Notre Dame offensive coordinator Chuck Martin was looking for something, anything, on tape to lend some hope that his stable of talented running backs could make a game-changing play against Alabama's vaunted run defense.
He didn't find much.
"You try to gain some confidence if you look at the big run tape and the big pass tape, (and with) the big run tape I’m like ‘did we do all 12 games?’" Martin said, half-joking. "There’s only four on here, and one was in the fourth quarter against a team that was like 86-0 so I didn’t even count that one because there were no numbers on the field for Alabama that I recognized."
The stats aren't as bad as Martin made them out to be, but they're still not encouraging. Alabama's defense allowed seven runs of 20 or more yards in its 13 games, and only one of those went for 30 or more. Alabama is the only FBS defense against which opponents averaged under 80 yards rushing per game, and only three teams rushed for over 100 yards against the Tide this season.

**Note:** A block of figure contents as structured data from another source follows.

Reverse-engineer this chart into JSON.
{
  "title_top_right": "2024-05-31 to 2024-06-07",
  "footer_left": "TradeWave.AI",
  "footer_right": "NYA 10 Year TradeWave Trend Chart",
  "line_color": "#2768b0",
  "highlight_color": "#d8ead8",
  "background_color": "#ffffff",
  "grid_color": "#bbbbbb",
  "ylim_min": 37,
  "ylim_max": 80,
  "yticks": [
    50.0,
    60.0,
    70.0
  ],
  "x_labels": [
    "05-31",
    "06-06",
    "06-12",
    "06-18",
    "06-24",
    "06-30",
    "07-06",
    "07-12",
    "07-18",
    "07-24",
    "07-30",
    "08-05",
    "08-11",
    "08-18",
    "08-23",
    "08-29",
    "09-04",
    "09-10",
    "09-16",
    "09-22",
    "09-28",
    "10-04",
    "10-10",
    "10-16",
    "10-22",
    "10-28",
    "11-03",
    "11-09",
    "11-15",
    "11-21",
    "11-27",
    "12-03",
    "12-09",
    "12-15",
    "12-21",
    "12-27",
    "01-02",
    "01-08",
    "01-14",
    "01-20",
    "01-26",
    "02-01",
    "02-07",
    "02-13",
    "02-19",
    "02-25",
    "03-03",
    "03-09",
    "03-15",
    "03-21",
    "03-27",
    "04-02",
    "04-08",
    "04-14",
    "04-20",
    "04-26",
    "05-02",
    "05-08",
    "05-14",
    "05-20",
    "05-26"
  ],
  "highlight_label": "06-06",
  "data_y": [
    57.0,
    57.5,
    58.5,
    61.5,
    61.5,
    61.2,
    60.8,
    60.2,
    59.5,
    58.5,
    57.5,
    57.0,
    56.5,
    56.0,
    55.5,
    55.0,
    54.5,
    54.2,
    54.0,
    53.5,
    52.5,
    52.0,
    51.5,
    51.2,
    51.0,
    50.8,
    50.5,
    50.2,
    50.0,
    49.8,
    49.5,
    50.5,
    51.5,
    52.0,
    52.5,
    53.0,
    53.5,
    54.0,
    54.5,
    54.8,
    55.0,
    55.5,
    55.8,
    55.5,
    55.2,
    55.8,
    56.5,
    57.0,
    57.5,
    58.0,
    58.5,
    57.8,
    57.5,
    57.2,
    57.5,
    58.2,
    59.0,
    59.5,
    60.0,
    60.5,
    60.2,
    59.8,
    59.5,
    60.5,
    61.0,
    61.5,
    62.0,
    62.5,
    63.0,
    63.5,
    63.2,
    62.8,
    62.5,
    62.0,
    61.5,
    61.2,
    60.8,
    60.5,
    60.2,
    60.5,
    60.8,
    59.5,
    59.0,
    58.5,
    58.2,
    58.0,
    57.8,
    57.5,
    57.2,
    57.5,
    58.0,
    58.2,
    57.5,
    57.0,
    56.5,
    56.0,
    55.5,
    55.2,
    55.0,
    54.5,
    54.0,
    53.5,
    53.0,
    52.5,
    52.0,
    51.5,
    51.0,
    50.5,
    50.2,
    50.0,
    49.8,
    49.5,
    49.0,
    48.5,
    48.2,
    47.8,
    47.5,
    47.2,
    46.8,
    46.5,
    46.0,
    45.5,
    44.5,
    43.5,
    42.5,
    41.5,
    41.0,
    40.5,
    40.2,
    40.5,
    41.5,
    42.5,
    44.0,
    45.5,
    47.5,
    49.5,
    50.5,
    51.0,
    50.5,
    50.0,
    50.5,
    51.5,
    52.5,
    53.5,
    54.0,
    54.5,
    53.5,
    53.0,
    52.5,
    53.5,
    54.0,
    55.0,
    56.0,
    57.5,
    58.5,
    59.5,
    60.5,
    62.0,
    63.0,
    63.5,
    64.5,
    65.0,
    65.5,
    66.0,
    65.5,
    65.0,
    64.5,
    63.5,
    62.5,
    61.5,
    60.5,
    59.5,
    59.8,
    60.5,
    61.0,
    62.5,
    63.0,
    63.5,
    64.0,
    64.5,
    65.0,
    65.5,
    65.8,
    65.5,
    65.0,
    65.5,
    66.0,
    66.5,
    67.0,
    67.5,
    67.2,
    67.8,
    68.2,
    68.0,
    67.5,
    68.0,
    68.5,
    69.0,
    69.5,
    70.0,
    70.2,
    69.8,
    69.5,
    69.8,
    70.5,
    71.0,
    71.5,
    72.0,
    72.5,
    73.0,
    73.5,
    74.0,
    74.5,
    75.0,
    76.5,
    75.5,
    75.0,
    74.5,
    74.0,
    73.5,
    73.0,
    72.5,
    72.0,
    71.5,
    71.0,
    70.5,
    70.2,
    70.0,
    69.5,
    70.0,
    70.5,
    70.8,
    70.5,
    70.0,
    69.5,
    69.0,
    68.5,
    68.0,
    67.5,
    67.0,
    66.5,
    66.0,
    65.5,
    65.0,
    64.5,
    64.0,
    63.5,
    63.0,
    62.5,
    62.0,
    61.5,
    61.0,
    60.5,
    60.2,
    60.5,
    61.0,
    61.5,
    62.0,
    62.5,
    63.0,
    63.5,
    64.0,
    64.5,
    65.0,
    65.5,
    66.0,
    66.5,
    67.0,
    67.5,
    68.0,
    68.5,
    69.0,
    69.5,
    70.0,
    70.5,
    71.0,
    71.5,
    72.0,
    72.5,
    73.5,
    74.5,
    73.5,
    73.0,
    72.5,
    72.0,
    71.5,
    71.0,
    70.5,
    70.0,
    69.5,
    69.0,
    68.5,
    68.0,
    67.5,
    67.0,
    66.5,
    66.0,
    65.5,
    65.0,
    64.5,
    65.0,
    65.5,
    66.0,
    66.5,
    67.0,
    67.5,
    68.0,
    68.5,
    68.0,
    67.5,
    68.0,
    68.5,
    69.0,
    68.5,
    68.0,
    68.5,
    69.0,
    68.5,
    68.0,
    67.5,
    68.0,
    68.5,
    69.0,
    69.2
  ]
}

Two of those teams -- LSU and Texas A&M -- needed 49 and 46 rushing plays to eclipse the century mark. Georgia, behind a physical, fast back in Todd Gurley, ran 29 times for 113 yards in the SEC title game, good for a 3.9 yards-per-carry average. That's the highest Alabama allowed in its 13 games.
"They don’t give up squat running, and we know that," Martin quipped.
But Theo Riddick and Cierre Wood proved to be more than capable as a running back duo over Notre Dame's regular season. It was Riddick who pounded USC's defense to help push the Irish into the BCS Championship, and Wood's 62-yard touchdown dash against Oklahoma helped set the tone for the arguably Notre Dame's biggest win of the season.
Just because Alabama doesn't give up much on the ground, though, doesn't mean the Irish will eschew the run. There's still a balance to be fostered, while Riddick and Wood are good enough for the Irish to succeed against even the best of the run-stoppers.
Regardless, Martin and Notre Dame are preparing for Everett Golson to have to make the game-changing plays that have often fallen on the shoulders of Riddick and Wood. Golson's no stranger to those, either -- his 50-yard completion to Chris Brown against Oklahoma certainly falls into that category -- and he's played on plenty of big stages already.
"I’m not the type that really succumbs to pressure, I guess. I don’t think any moment’s bigger than what it is," Golson said. "For me, it’s about that game that’s played between (the lines). It’s not necessarily about everything that’s going on around it. At the end of the day, it’s about playing Jan. 7 at Alabama."
And make no mistake, Golson's still in the midst of a massive learning process. But as has been the case in plenty of Notre Dame's games, he may not have to do everything right -- just enough to secure a win.
"If we win this game 3-2, we’re good," Martin said. "And that’s been the way we’ve been all year."